- Mileh Location within Iran
- Coordinates: 36°25′06″N 52°26′21″E﻿ / ﻿36.41833°N 52.43917°E
- Country: Iran
- Province: Mazandaran
- County: Amol
- District: Dasht-e Sar
- Rural District: Dasht-e Sar-e Sharqi

Population (2016)
- • Total: 817
- Time zone: UTC+3:30 (IRST)

= Mileh =

Village in Mazandaran province, Iran

Mileh (ميله) (Note: Also romanized as Mīleh) is a village in Dasht-e Sar-e Sharqi Rural District (Note: Formerly Dasht-e Sar Rural District) of Dasht-e Sar District in Amol County, Mazandaran province, Iran.

==Demographics==
===Population===
At the time of the 2006 National Census, the village's population was 878 in 231 households, when it was in Dasht-e Sar Rural District (Note: Renamed Dasht-e Sar-e Sharqi Rural District) of Dabudasht District.
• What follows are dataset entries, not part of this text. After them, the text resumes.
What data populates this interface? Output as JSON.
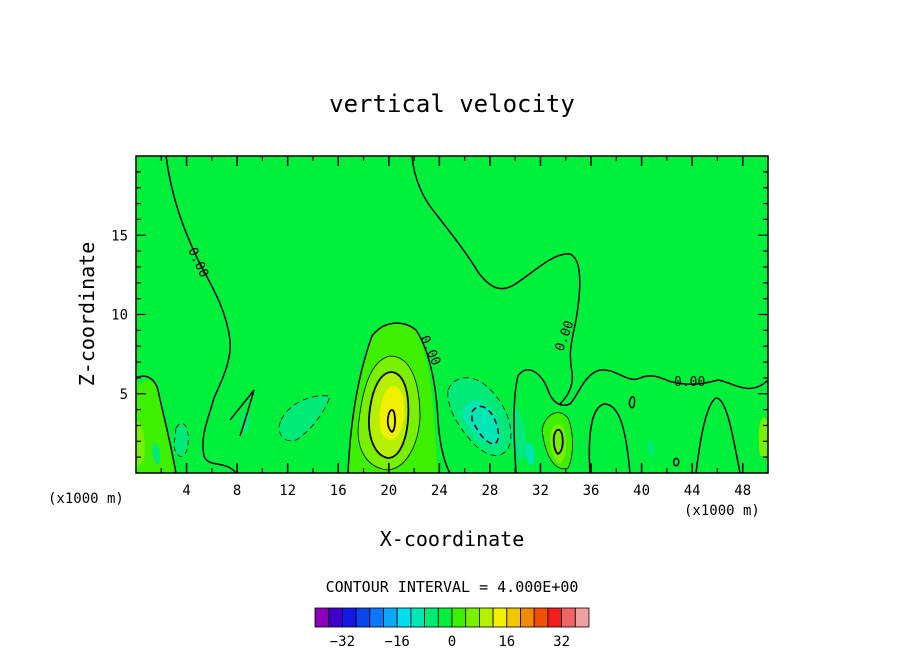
{
  "chart_data": {
    "type": "contour",
    "title": "vertical velocity",
    "xlabel": "X-coordinate",
    "ylabel": "Z-coordinate",
    "x_unit_label": "(x1000 m)",
    "x_unit_label_right": "(x1000 m)",
    "x_ticks": [
      4,
      8,
      12,
      16,
      20,
      24,
      28,
      32,
      36,
      40,
      44,
      48
    ],
    "x_minor_ticks": [
      2,
      6,
      10,
      14,
      18,
      22,
      26,
      30,
      34,
      38,
      42,
      46,
      50
    ],
    "y_ticks": [
      5,
      10,
      15
    ],
    "xlim": [
      0,
      50
    ],
    "ylim": [
      0,
      20
    ],
    "contour_interval_label": "CONTOUR INTERVAL = 4.000E+00",
    "contour_line_labels": [
      "0.00",
      "0.00",
      "0.00",
      "0.00"
    ],
    "colorbar": {
      "levels": [
        -36,
        -32,
        -28,
        -24,
        -20,
        -16,
        -12,
        -8,
        -4,
        0,
        4,
        8,
        12,
        16,
        20,
        24,
        28,
        32,
        36
      ],
      "tick_values": [
        -32,
        -16,
        0,
        16,
        32
      ],
      "tick_labels": [
        "−32",
        "−16",
        "0",
        "16",
        "32"
      ],
      "colors": [
        "#8a00b8",
        "#3c00c8",
        "#1418e6",
        "#0a46f0",
        "#0a78f8",
        "#0aa8f8",
        "#00dcf0",
        "#00e6b4",
        "#00ea78",
        "#00f03c",
        "#3cf000",
        "#78f000",
        "#b4f000",
        "#f0f000",
        "#f0c800",
        "#f08c00",
        "#f05000",
        "#f01e1e",
        "#f06464",
        "#f0a0a0"
      ]
    },
    "field_features": [
      {
        "name": "background",
        "level": 0,
        "color_index": 9
      },
      {
        "name": "updraft",
        "x": 20.3,
        "z": 3.2,
        "peak": 16
      },
      {
        "name": "downdraft",
        "x": 27.8,
        "z": 3.2,
        "peak": -8
      },
      {
        "name": "updraft",
        "x": 33.0,
        "z": 2.2,
        "peak": 8
      },
      {
        "name": "downdraft",
        "x": 13.5,
        "z": 3.0,
        "peak": -4
      },
      {
        "name": "downdraft",
        "x": 3.5,
        "z": 2.0,
        "peak": -4
      }
    ],
    "colors": {
      "background_level": "#00f03c",
      "positive_1": "#3cf000",
      "positive_2": "#78f000",
      "positive_3": "#b4f000",
      "positive_4": "#f0f000",
      "negative_1": "#00ea78",
      "negative_2": "#00e6b4"
    }
  }
}
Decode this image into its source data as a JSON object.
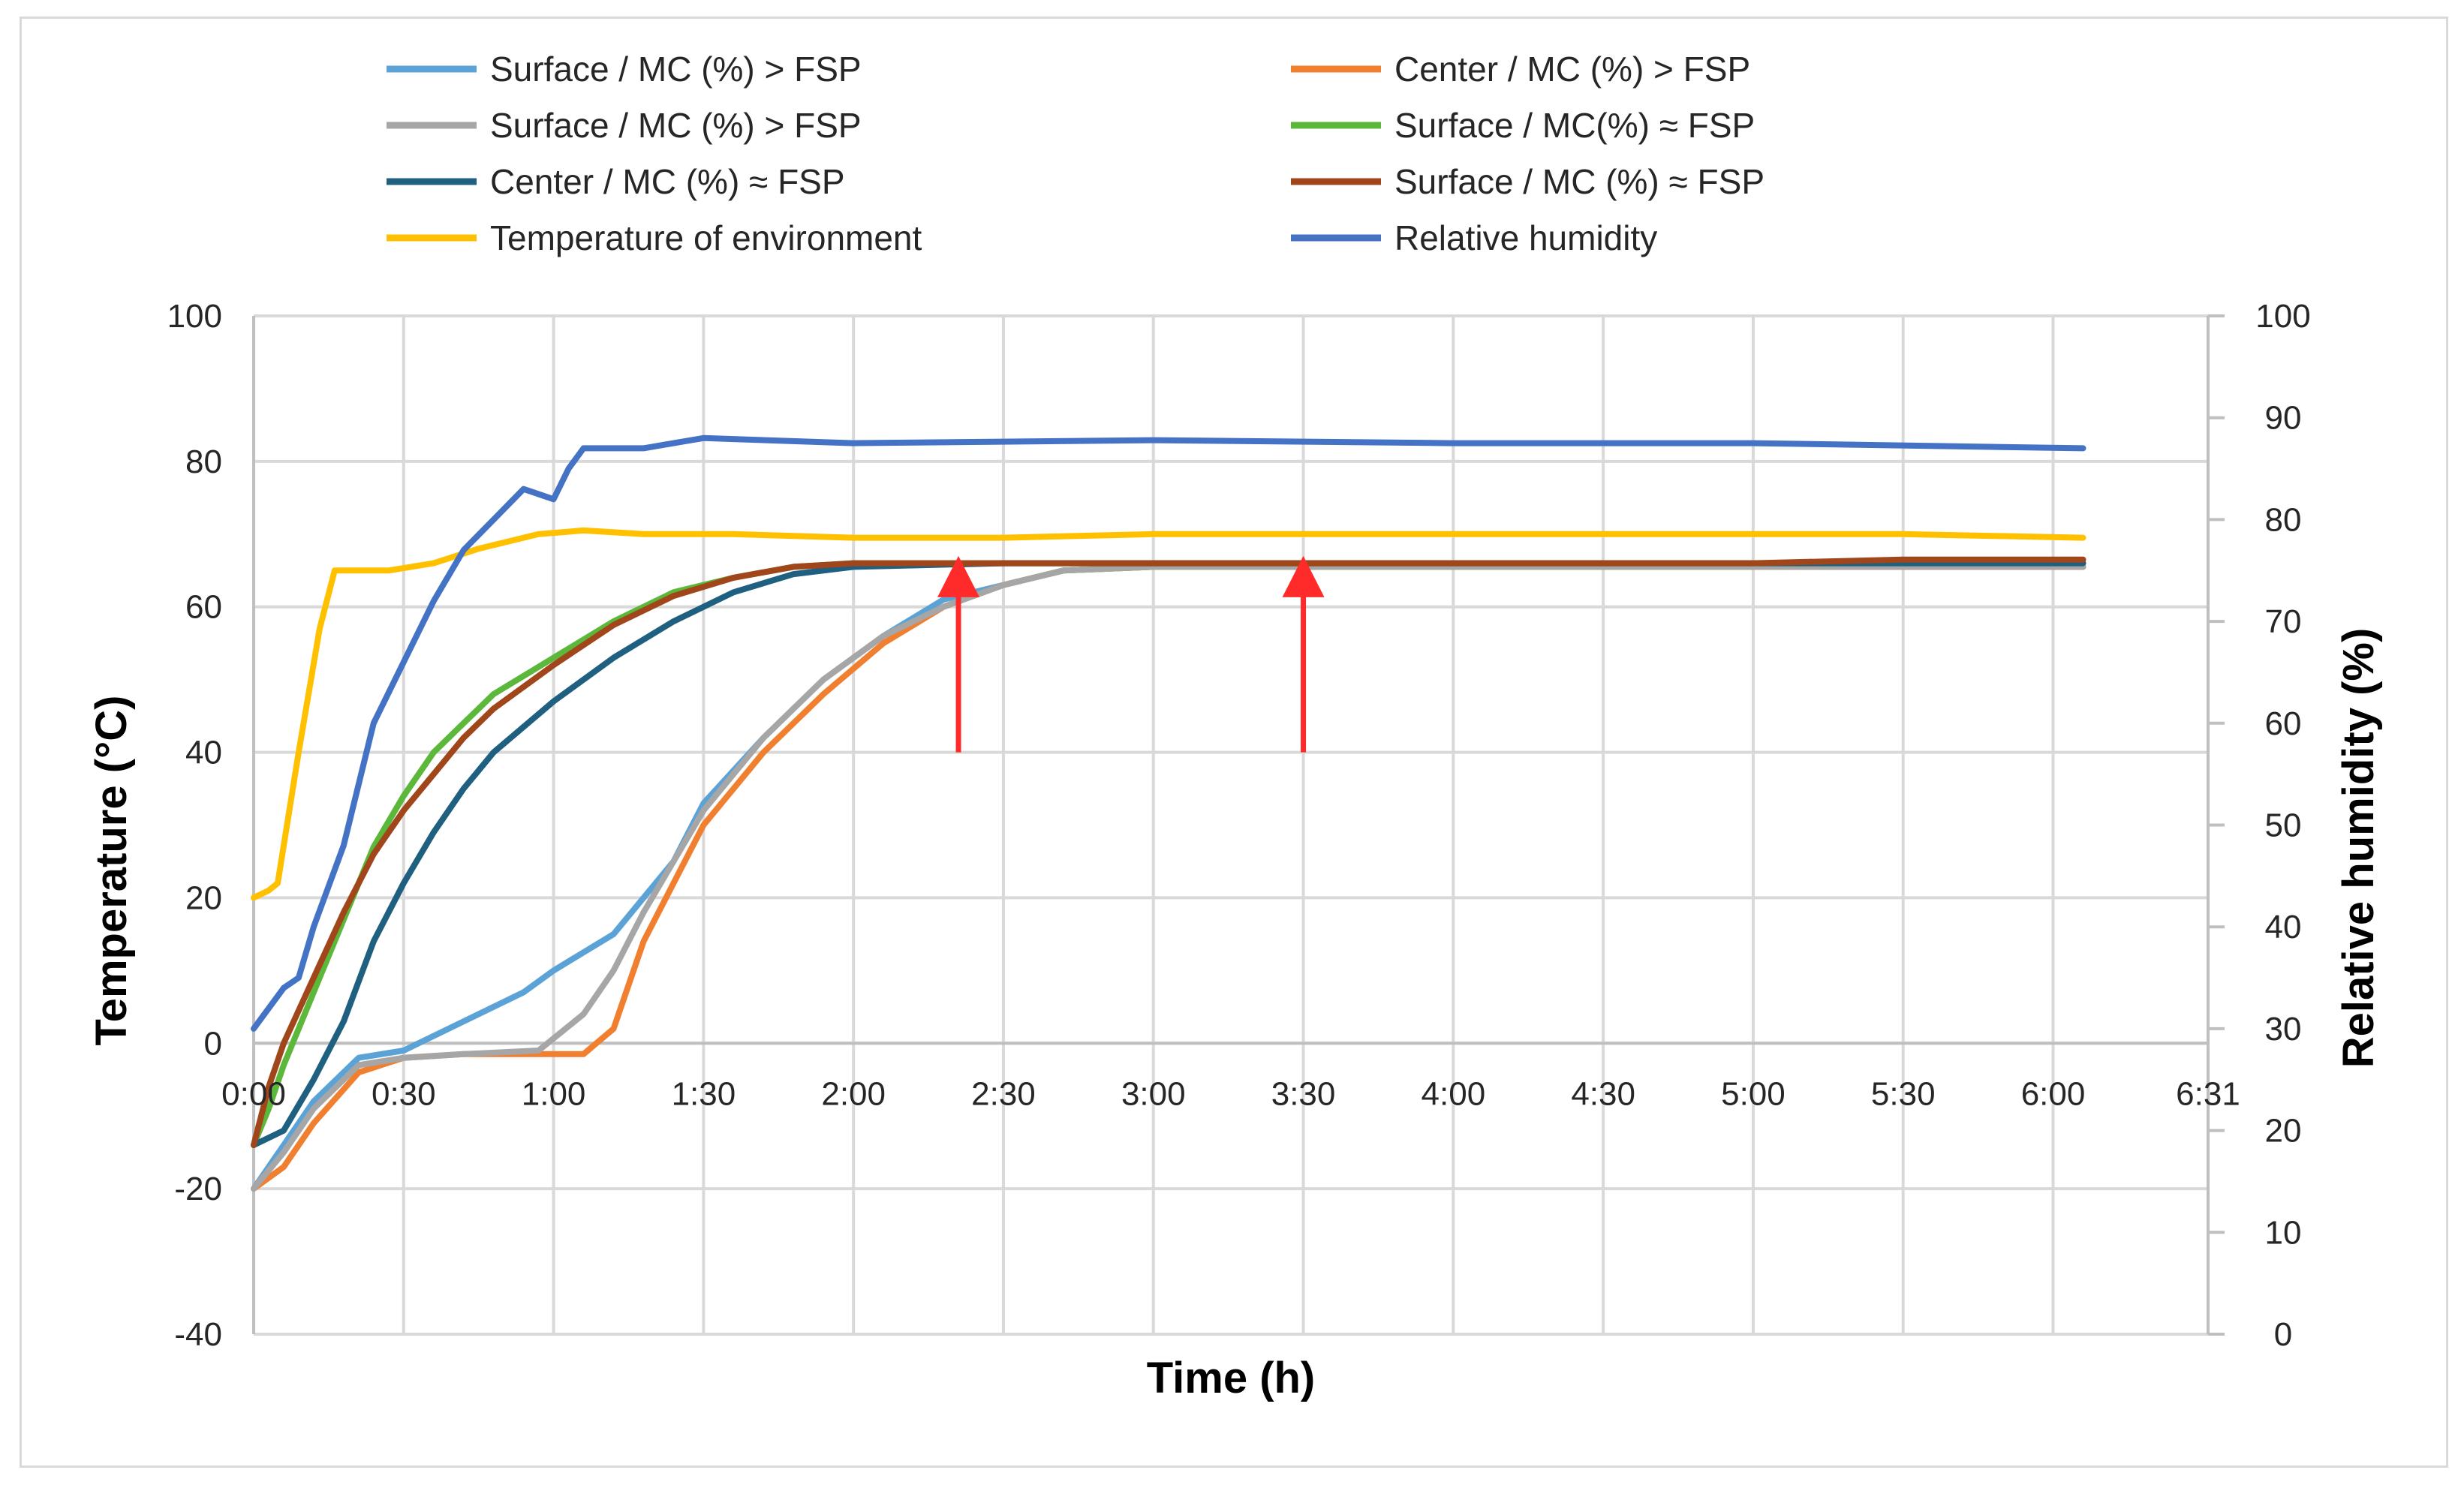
{
  "chart_data": {
    "type": "line",
    "title": "",
    "xlabel": "Time  (h)",
    "ylabel": "Temperature (°C)",
    "y2label": "Relative humidity  (%)",
    "x_unit": "hours",
    "xlim": [
      0,
      6.5167
    ],
    "ylim": [
      -40,
      100
    ],
    "y2lim": [
      0,
      100
    ],
    "grid": true,
    "legend_position": "top",
    "x_ticks": [
      {
        "value": 0,
        "label": "0:00"
      },
      {
        "value": 0.5,
        "label": "0:30"
      },
      {
        "value": 1,
        "label": "1:00"
      },
      {
        "value": 1.5,
        "label": "1:30"
      },
      {
        "value": 2,
        "label": "2:00"
      },
      {
        "value": 2.5,
        "label": "2:30"
      },
      {
        "value": 3,
        "label": "3:00"
      },
      {
        "value": 3.5,
        "label": "3:30"
      },
      {
        "value": 4,
        "label": "4:00"
      },
      {
        "value": 4.5,
        "label": "4:30"
      },
      {
        "value": 5,
        "label": "5:00"
      },
      {
        "value": 5.5,
        "label": "5:30"
      },
      {
        "value": 6,
        "label": "6:00"
      },
      {
        "value": 6.5167,
        "label": "6:31"
      }
    ],
    "y_ticks": [
      100,
      80,
      60,
      40,
      20,
      0,
      -20,
      -40
    ],
    "y2_ticks": [
      100,
      90,
      80,
      70,
      60,
      50,
      40,
      30,
      20,
      10,
      0
    ],
    "annotations": [
      {
        "type": "arrow",
        "x": 2.35,
        "y_from": 40,
        "y_to": 67,
        "color": "#ff2a2a"
      },
      {
        "type": "arrow",
        "x": 3.5,
        "y_from": 40,
        "y_to": 67,
        "color": "#ff2a2a"
      }
    ],
    "series": [
      {
        "name": "Surface / MC (%) > FSP",
        "color": "#5ba3d6",
        "axis": "left",
        "points": [
          [
            0,
            -20
          ],
          [
            0.1,
            -14
          ],
          [
            0.2,
            -8
          ],
          [
            0.35,
            -2
          ],
          [
            0.5,
            -1
          ],
          [
            0.7,
            3
          ],
          [
            0.9,
            7
          ],
          [
            1,
            10
          ],
          [
            1.2,
            15
          ],
          [
            1.3,
            20
          ],
          [
            1.4,
            25
          ],
          [
            1.5,
            33
          ],
          [
            1.7,
            42
          ],
          [
            1.9,
            50
          ],
          [
            2.1,
            56
          ],
          [
            2.3,
            61
          ],
          [
            2.5,
            63
          ],
          [
            2.7,
            65
          ],
          [
            3,
            65.5
          ],
          [
            3.5,
            65.5
          ],
          [
            4,
            65.5
          ],
          [
            4.5,
            65.5
          ],
          [
            5,
            65.5
          ],
          [
            5.5,
            65.5
          ],
          [
            6.1,
            65.5
          ]
        ]
      },
      {
        "name": "Center / MC (%) > FSP",
        "color": "#f08030",
        "axis": "left",
        "points": [
          [
            0,
            -20
          ],
          [
            0.1,
            -17
          ],
          [
            0.2,
            -11
          ],
          [
            0.35,
            -4
          ],
          [
            0.5,
            -2
          ],
          [
            0.7,
            -1.5
          ],
          [
            0.9,
            -1.5
          ],
          [
            1.1,
            -1.5
          ],
          [
            1.2,
            2
          ],
          [
            1.3,
            14
          ],
          [
            1.4,
            22
          ],
          [
            1.5,
            30
          ],
          [
            1.7,
            40
          ],
          [
            1.9,
            48
          ],
          [
            2.1,
            55
          ],
          [
            2.3,
            60
          ],
          [
            2.5,
            63
          ],
          [
            2.7,
            65
          ],
          [
            3,
            65.5
          ],
          [
            3.5,
            65.5
          ],
          [
            4,
            65.5
          ],
          [
            4.5,
            65.5
          ],
          [
            5,
            65.5
          ],
          [
            5.5,
            65.5
          ],
          [
            6.1,
            65.5
          ]
        ]
      },
      {
        "name": "Surface / MC (%) > FSP",
        "color": "#a6a6a6",
        "axis": "left",
        "points": [
          [
            0,
            -20
          ],
          [
            0.1,
            -15
          ],
          [
            0.2,
            -9
          ],
          [
            0.35,
            -3
          ],
          [
            0.5,
            -2
          ],
          [
            0.7,
            -1.5
          ],
          [
            0.95,
            -1
          ],
          [
            1.1,
            4
          ],
          [
            1.2,
            10
          ],
          [
            1.3,
            18
          ],
          [
            1.4,
            25
          ],
          [
            1.5,
            32
          ],
          [
            1.7,
            42
          ],
          [
            1.9,
            50
          ],
          [
            2.1,
            56
          ],
          [
            2.3,
            60
          ],
          [
            2.5,
            63
          ],
          [
            2.7,
            65
          ],
          [
            3,
            65.5
          ],
          [
            3.5,
            65.5
          ],
          [
            4,
            65.5
          ],
          [
            4.5,
            65.5
          ],
          [
            5,
            65.5
          ],
          [
            5.5,
            65.5
          ],
          [
            6.1,
            65.5
          ]
        ]
      },
      {
        "name": "Surface /  MC(%) ≈ FSP",
        "color": "#5cb83a",
        "axis": "left",
        "points": [
          [
            0,
            -14
          ],
          [
            0.05,
            -9
          ],
          [
            0.1,
            -3
          ],
          [
            0.2,
            7
          ],
          [
            0.3,
            17
          ],
          [
            0.4,
            27
          ],
          [
            0.5,
            34
          ],
          [
            0.6,
            40
          ],
          [
            0.7,
            44
          ],
          [
            0.8,
            48
          ],
          [
            1,
            53
          ],
          [
            1.2,
            58
          ],
          [
            1.4,
            62
          ],
          [
            1.6,
            64
          ],
          [
            1.8,
            65.5
          ],
          [
            2,
            66
          ],
          [
            2.5,
            66
          ],
          [
            3,
            66
          ],
          [
            4,
            66
          ],
          [
            5,
            66
          ],
          [
            6.1,
            66
          ]
        ]
      },
      {
        "name": "Center / MC (%) ≈ FSP",
        "color": "#1f5f80",
        "axis": "left",
        "points": [
          [
            0,
            -14
          ],
          [
            0.1,
            -12
          ],
          [
            0.2,
            -5
          ],
          [
            0.3,
            3
          ],
          [
            0.4,
            14
          ],
          [
            0.5,
            22
          ],
          [
            0.6,
            29
          ],
          [
            0.7,
            35
          ],
          [
            0.8,
            40
          ],
          [
            1,
            47
          ],
          [
            1.2,
            53
          ],
          [
            1.4,
            58
          ],
          [
            1.6,
            62
          ],
          [
            1.8,
            64.5
          ],
          [
            2,
            65.5
          ],
          [
            2.5,
            66
          ],
          [
            3,
            66
          ],
          [
            4,
            66
          ],
          [
            5,
            66
          ],
          [
            6.1,
            66
          ]
        ]
      },
      {
        "name": "Surface / MC (%) ≈ FSP",
        "color": "#a0461a",
        "axis": "left",
        "points": [
          [
            0,
            -14
          ],
          [
            0.05,
            -6
          ],
          [
            0.1,
            0
          ],
          [
            0.2,
            9
          ],
          [
            0.3,
            18
          ],
          [
            0.4,
            26
          ],
          [
            0.5,
            32
          ],
          [
            0.6,
            37
          ],
          [
            0.7,
            42
          ],
          [
            0.8,
            46
          ],
          [
            1,
            52
          ],
          [
            1.2,
            57.5
          ],
          [
            1.4,
            61.5
          ],
          [
            1.6,
            64
          ],
          [
            1.8,
            65.5
          ],
          [
            2,
            66
          ],
          [
            2.5,
            66
          ],
          [
            3,
            66
          ],
          [
            4,
            66
          ],
          [
            5,
            66
          ],
          [
            5.5,
            66.5
          ],
          [
            6.1,
            66.5
          ]
        ]
      },
      {
        "name": "Temperature of environment",
        "color": "#ffc000",
        "axis": "left",
        "points": [
          [
            0,
            20
          ],
          [
            0.05,
            21
          ],
          [
            0.08,
            22
          ],
          [
            0.15,
            40
          ],
          [
            0.22,
            57
          ],
          [
            0.27,
            65
          ],
          [
            0.35,
            65
          ],
          [
            0.45,
            65
          ],
          [
            0.6,
            66
          ],
          [
            0.75,
            68
          ],
          [
            0.95,
            70
          ],
          [
            1.1,
            70.5
          ],
          [
            1.3,
            70
          ],
          [
            1.6,
            70
          ],
          [
            2,
            69.5
          ],
          [
            2.5,
            69.5
          ],
          [
            3,
            70
          ],
          [
            3.5,
            70
          ],
          [
            4,
            70
          ],
          [
            5,
            70
          ],
          [
            5.5,
            70
          ],
          [
            6.1,
            69.5
          ]
        ]
      },
      {
        "name": "Relative humidity",
        "color": "#4472c4",
        "axis": "right",
        "points": [
          [
            0,
            30
          ],
          [
            0.05,
            32
          ],
          [
            0.1,
            34
          ],
          [
            0.15,
            35
          ],
          [
            0.2,
            40
          ],
          [
            0.3,
            48
          ],
          [
            0.4,
            60
          ],
          [
            0.5,
            66
          ],
          [
            0.6,
            72
          ],
          [
            0.7,
            77
          ],
          [
            0.8,
            80
          ],
          [
            0.9,
            83
          ],
          [
            1,
            82
          ],
          [
            1.05,
            85
          ],
          [
            1.1,
            87
          ],
          [
            1.3,
            87
          ],
          [
            1.4,
            87.5
          ],
          [
            1.5,
            88
          ],
          [
            2,
            87.5
          ],
          [
            3,
            87.8
          ],
          [
            4,
            87.5
          ],
          [
            5,
            87.5
          ],
          [
            6.1,
            87
          ]
        ]
      }
    ]
  }
}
The following census in 2011 counted 881 people in 258 households. The 2016 census measured the population of the village as 817 people in 276 households, by which time the rural district had been separated from the district in the formation of Dasht-e Sar District and renamed Dasht-e Sar-e Sharqi Rural District.

==Overview==
During the Abbasid period, Mileh served as a garrison town. It was the first stage on the road heading east from Amol to Sari, with the town of Barji being the next one.